Some people might object to my view of self by saying that the value of a person-stage is somewhat vague. I have claimed that in a split-brain transplant the self consists of two main and separate parts, and that consciousness can be lost while the self remains. By this view, opponents might claim, if Sue Smith donates a kidney to someone, isn't the next person-stage of Sue Smith both the body, mind, and the transplanted kidney?
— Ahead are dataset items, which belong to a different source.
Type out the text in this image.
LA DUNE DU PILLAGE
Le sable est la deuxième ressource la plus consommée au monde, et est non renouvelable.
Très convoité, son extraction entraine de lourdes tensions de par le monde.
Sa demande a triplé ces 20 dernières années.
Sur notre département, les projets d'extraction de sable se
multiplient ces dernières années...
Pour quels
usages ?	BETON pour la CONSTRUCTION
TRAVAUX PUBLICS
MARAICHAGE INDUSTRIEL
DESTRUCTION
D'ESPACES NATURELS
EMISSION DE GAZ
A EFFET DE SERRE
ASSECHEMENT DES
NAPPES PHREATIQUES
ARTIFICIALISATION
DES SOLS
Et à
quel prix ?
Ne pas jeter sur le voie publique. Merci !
This is not, in fact, the case. Since both self and person-stage are defined as a certain body plus a certain consciousness, a piece extracted from a body is no longer part of either the person-stage or the self after the transplant. If a kidney is removed from Sue Smith's body, her body portion merely has one less kidney than before. If, however, Sue Smith is completely taken apart so that the body is no longer that of a human (or if it dies), the body portion of Sue Smith is reduced to zero. If Sue Smith's body was somehow split into two separate functional humans, a physical analogy to the mental split above, Sue Smith's body part would be the sum of both parts.